Extraction operations allow you to extract one or more elements from a slice. Extraction functions accept a function which takes in each element of the slice and returns the element to extract (potentially different than the input type) and a boolean for whether the element should be extracted.

The following example extracts the Name field from a slice of Object.

type Object struct {
    Name string
}

in := []Object{
    {Name: "John"},
    {Name: "Paul"},
    {Name: "George"},
    {Name: "Ringo"},
    {Name: "Bob"},
}
var names []string

fn := func(t Object) (string, bool) {
    if t.Name == "Bob" {
        return "", false
    }
    return t.Name, true
}

names = ExtractToSlice(in, fn, names)
// names == []string{"John", "Paul", "George", "Ringo"}

ExtractFirst() can be used to extract the first element in the slice. The following example extracts the first value larger than 4.

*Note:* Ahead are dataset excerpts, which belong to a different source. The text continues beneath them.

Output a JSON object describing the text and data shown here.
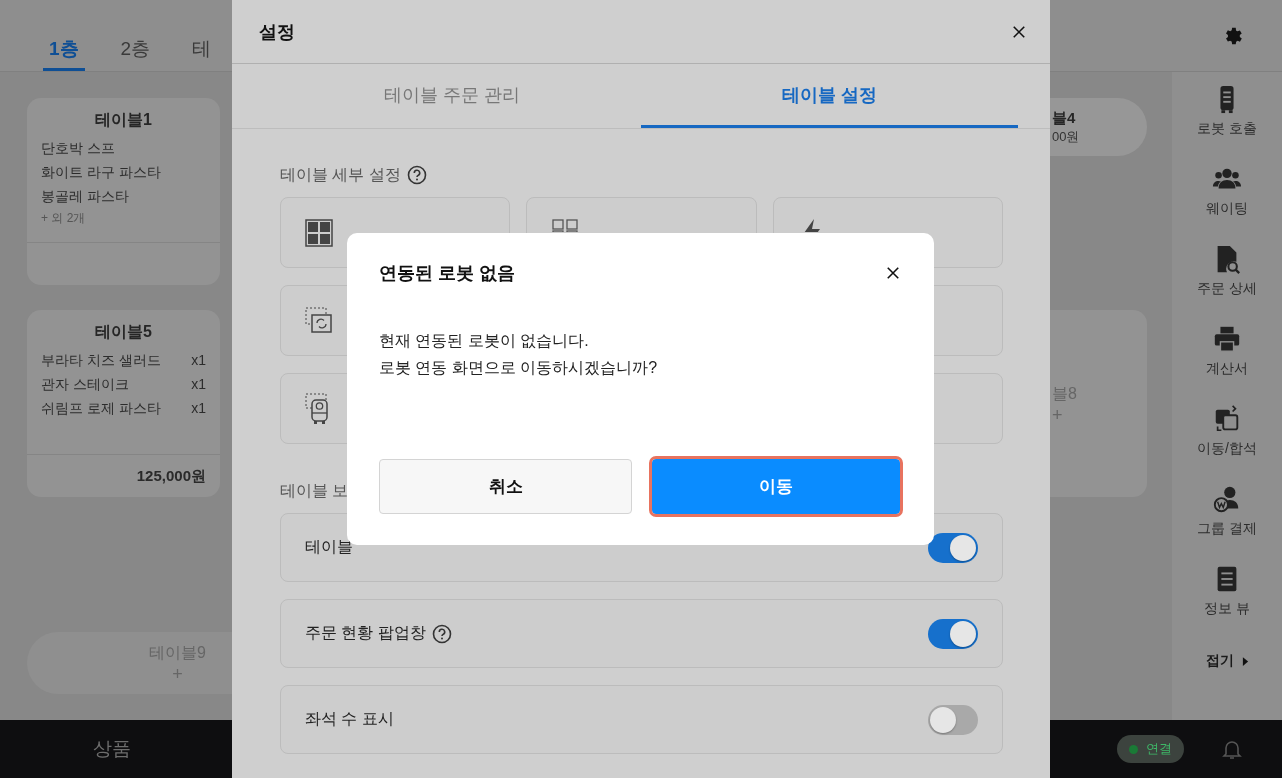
{
  "floor_tabs": [
    {
      "label": "1층",
      "selected": true
    },
    {
      "label": "2층",
      "selected": false
    },
    {
      "label": "테",
      "selected": false
    }
  ],
  "table_rows": [
    {
      "left": {
        "kind": "order",
        "name": "테이블1",
        "items": [
          {
            "name": "단호박 스프"
          },
          {
            "name": "화이트 라구 파스타"
          },
          {
            "name": "봉골레 파스타"
          }
        ],
        "more": "+ 외 2개"
      },
      "right": {
        "kind": "compact",
        "name": "블4",
        "sub": "00원"
      }
    },
    {
      "left": {
        "kind": "order",
        "name": "테이블5",
        "items": [
          {
            "name": "부라타 치즈 샐러드",
            "qty": "x1"
          },
          {
            "name": "관자 스테이크",
            "qty": "x1"
          },
          {
            "name": "쉬림프 로제 파스타",
            "qty": "x1"
          }
        ],
        "total": "125,000원"
      },
      "right": {
        "kind": "vacant",
        "name": "블8",
        "sub": "+"
      }
    },
    {
      "left": {
        "kind": "vacant_pill",
        "name": "테이블9",
        "sub": "+"
      }
    }
  ],
  "sidebar": {
    "items": [
      {
        "label": "로봇 호출"
      },
      {
        "label": "웨이팅"
      },
      {
        "label": "주문 상세"
      },
      {
        "label": "계산서"
      },
      {
        "label": "이동/합석"
      },
      {
        "label": "그룹 결제"
      },
      {
        "label": "정보 뷰"
      }
    ],
    "collapse": "접기"
  },
  "bottom_bar": {
    "tab": "상품",
    "status": "연결"
  },
  "settings": {
    "title": "설정",
    "tabs": [
      {
        "label": "테이블 주문 관리",
        "selected": false
      },
      {
        "label": "테이블 설정",
        "selected": true
      }
    ],
    "detail_section": {
      "title": "테이블 세부 설정",
      "help": true
    },
    "view_section": {
      "title": "테이블 보"
    },
    "toggles": [
      {
        "label": "테이블",
        "on": true
      },
      {
        "label": "주문 현황 팝업창",
        "help": true,
        "on": true
      },
      {
        "label": "좌석 수 표시",
        "on": false
      }
    ]
  },
  "dialog": {
    "title": "연동된 로봇 없음",
    "message": [
      "현재 연동된 로봇이 없습니다.",
      "로봇 연동 화면으로 이동하시겠습니까?"
    ],
    "buttons": [
      {
        "label": "취소",
        "kind": "secondary",
        "highlighted": false
      },
      {
        "label": "이동",
        "kind": "primary",
        "highlighted": true
      }
    ]
  }
}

values := []int{4, 1, 5, 7}
fn := func(v int) bool {
    return v > 4
}

v, found := ExtractFirst(values, fn)
// v == 5, found == true

Segmenting

SegmentSlice, SegmentMap and SegmentChan allow you to split a slice or map into sub-slices or maps based on the provided segmentation function:

Segmenting a slice into even and odd values

items := []int{0, 1, 2, 3, 4, 5}

segments := SegmentSlice(items, func(v int) int {
    if v % 2 == 0 {
        return "even"
	}
        return "odd"
})
// segments == map[string][]int{"even": {0, 2, 4}, "odd": {1, 3, 5}}

Deduplication

A series of values can be deduplicated using the Deduplicator{}. It can either accept the entire slice:

deduped := Deduplicate([]int{1, 1, 2, 2, 3, 3})
// deduped == []int{1, 2, 3}

or iteratively deduplicate for situations where you want fine control with a for loop.

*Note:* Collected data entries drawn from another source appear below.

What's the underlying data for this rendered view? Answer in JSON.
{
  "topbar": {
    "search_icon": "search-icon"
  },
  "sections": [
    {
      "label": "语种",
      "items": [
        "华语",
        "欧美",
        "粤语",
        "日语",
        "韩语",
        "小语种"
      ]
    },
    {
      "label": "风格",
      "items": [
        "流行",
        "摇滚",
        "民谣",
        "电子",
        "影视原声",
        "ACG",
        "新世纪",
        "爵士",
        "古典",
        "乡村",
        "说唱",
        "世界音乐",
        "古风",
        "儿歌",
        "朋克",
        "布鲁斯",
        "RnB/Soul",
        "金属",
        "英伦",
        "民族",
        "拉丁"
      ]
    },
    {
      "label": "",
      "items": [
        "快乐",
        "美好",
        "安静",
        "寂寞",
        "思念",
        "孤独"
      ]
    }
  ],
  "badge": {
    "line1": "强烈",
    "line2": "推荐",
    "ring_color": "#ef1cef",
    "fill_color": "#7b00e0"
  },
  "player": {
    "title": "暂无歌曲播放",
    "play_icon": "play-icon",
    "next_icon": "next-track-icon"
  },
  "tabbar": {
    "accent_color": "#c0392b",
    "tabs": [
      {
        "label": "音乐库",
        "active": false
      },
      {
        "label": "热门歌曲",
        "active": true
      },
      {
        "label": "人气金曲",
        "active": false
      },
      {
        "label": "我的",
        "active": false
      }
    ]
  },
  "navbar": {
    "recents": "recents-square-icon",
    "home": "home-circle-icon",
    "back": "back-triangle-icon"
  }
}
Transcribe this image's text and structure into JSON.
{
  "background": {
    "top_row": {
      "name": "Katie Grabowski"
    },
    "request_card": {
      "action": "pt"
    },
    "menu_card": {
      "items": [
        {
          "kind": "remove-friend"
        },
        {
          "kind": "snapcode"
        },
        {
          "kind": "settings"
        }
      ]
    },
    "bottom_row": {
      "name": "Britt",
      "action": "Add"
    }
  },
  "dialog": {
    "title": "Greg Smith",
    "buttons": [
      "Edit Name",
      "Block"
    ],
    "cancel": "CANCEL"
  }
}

dd := NewDeduplicator[int]()
values := []int{1, 1, 2, 3, 3}
deduped := []int{}

for _, v := range values {
    seen := dd.Seen(v) 
    // seen == true for index 1 and 4
    isNew := dd.Add(v) 
    // isNew == true for index 0, 2 and 3
    if isNew {
        deduped = append(deduped, v)	
    }
}

Complex objects can also be deduplicated using the ObjectDeduplicator{}, which requires providing a function that creates unique IDs for the provided objects being deduplicated. This is useful for situations where the values being deduplicated are not comparable (ie, have a slice field) or if you want more fine control over just what constitutes a duplicate.

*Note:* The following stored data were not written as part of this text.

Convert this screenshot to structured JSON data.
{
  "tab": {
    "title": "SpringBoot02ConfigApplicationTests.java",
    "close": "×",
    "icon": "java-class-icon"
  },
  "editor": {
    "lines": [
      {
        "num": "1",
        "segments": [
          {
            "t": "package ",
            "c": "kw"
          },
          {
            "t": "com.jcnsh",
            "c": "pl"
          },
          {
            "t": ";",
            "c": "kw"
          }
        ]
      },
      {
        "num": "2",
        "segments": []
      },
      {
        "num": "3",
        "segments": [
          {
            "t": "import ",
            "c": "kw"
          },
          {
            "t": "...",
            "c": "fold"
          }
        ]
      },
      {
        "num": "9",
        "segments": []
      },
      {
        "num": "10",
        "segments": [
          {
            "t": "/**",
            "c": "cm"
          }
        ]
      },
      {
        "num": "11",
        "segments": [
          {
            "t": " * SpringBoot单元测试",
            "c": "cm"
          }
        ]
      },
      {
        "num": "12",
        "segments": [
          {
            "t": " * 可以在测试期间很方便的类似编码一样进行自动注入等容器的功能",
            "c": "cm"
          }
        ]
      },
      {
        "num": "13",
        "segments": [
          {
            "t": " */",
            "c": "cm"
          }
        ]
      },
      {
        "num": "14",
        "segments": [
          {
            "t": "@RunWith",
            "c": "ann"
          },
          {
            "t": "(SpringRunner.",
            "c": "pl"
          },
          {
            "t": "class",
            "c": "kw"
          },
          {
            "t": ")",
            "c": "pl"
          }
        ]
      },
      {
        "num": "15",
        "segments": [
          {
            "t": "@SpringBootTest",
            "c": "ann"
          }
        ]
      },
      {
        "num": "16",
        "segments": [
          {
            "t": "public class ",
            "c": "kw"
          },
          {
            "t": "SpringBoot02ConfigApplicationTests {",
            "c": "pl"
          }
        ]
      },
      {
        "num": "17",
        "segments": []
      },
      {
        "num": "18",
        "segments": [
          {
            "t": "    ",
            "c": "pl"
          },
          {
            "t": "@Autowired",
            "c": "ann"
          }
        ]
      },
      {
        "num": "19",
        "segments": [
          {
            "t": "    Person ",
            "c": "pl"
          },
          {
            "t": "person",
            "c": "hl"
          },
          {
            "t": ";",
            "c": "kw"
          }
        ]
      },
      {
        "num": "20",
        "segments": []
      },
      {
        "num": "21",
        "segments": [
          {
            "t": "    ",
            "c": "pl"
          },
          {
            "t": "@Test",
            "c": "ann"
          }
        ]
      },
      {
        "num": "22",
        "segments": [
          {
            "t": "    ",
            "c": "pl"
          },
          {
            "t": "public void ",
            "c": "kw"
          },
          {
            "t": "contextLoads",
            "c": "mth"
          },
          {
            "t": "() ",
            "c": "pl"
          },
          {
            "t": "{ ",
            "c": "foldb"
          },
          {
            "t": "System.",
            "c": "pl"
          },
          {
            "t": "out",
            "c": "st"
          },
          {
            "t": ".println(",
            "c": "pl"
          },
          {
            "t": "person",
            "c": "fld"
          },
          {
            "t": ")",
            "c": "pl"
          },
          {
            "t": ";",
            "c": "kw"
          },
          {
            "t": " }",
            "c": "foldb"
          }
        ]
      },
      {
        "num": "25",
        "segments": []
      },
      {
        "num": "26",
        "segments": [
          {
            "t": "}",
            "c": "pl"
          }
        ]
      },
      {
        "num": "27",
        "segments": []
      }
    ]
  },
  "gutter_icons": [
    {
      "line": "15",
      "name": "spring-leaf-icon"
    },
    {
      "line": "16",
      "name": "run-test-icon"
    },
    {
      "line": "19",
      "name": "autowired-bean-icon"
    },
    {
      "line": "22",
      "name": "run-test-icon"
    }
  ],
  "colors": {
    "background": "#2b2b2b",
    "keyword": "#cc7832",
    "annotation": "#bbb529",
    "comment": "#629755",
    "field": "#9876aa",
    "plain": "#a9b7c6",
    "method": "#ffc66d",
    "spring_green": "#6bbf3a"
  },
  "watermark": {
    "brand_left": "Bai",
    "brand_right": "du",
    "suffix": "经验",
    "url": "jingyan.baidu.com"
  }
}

// Object is a complex structure that cannot be used with a regular Deduplicator as it contains 
// a slice field, and thus is not `comparable`.
type Object struct {
    slice   []int
    pointer *int
    value   string
}

// Create a deduplicator that deduplicates Object's by their "value" field.
dd := NewObjectDeduplicator[Object](func(v Object) string {
        return v.value
    })

Counter

The Counter{} and ObjectCounter{} can be used to count the number of occurrences of values. Much like the Deduplicator{}, the Counter{} works well for simple types.

counter := NewCounter[int]()
values := []int{1, 1, 2, 3, 3, 3, 3}

// Add the values to the counter, values can also be added individually with counter.Add()
currentCount := counter.AddMany(values) 

numberOfOnes := counter.Count(1) // returns 2
numberOfTwos := counter.Count(2) // returns 1
numberOfThrees := counter.Count(3) // returns 4

Complex objects can also be counted using the ObjectCounter{}, which requires providing a function that creates buckets for the provided objects being deduplicated. This is useful for situations where the values being counted are not comparable (ie, have a slice field) or if you want more fine control over the bucketing logic (ie bucket objects by a certain field value).

// Object is a complex structure that cannot be used with a regular Counter as it contains 
// a slice field, and thus is not `comparable`.
type Object struct {
    slice   []int
    pointer *int
    value   string
}

// Create a counter that counts Object's bucketed by their "value" field.
counter := NewObjectCounter[Object](func(v Object) string {
        return v.value
    })

Time

The simeplflow/time package provides functions that assist with working with the standard library time package and time.Time objects. The package contains functions to define, compare and iterate time ranges.

Timeseries

The simpleflow/timeseries packages contains a generic TimeSeries object that allows you to manipulate timestamped data. TimeSeries store unordered time series data in an underlying map[time.Time]V. Each TimeSeries is configured with a TimeTransformation which applies to each time.Time key when accessed. This makes storing time series data with a particular time granularity easy. For example, with a TimeTransformation that truncates to the day, any time.Time object in the given day will access the same key.

Example:

// TF is a TimeTransformation that truncates the time to the start of the day
func TF(t time.Time) time.Time {
    return t.UTC().Truncate(24 * time.Hour)
}

// Day is a function to create a Time object on a given day offset from Jan 1st 2022 by the `i`th day
func Day(i int) time.Time {
    return time.Date(2022, 01, i, 0, 0, 0, 0, time.UTC)
}

func main() {
    data := map[time.Time]int{
            Day(0): 0, // Jan 1st 2022
            Day(1): 1, // Jan 2nd 2022
            Day(2): 2, // Jan 3rd 2022
        }
    ts := timeseries.NewTimeSeries(data, TF)
	
	// Get the value on Jan 2th at 4am and at 5 am
	// The values for `a` and `b` are both == 1 because the hour is irrelevant
	// when accessing data using the TF() time transform
	a := ts.Get(time.Date(2022, 01, 2, 4, 0, 0, 0, time.UTC))
	b := ts.Get(time.Date(2022, 01, 2, 5, 0, 0, 0, time.UTC))
	// a == b == 1 
}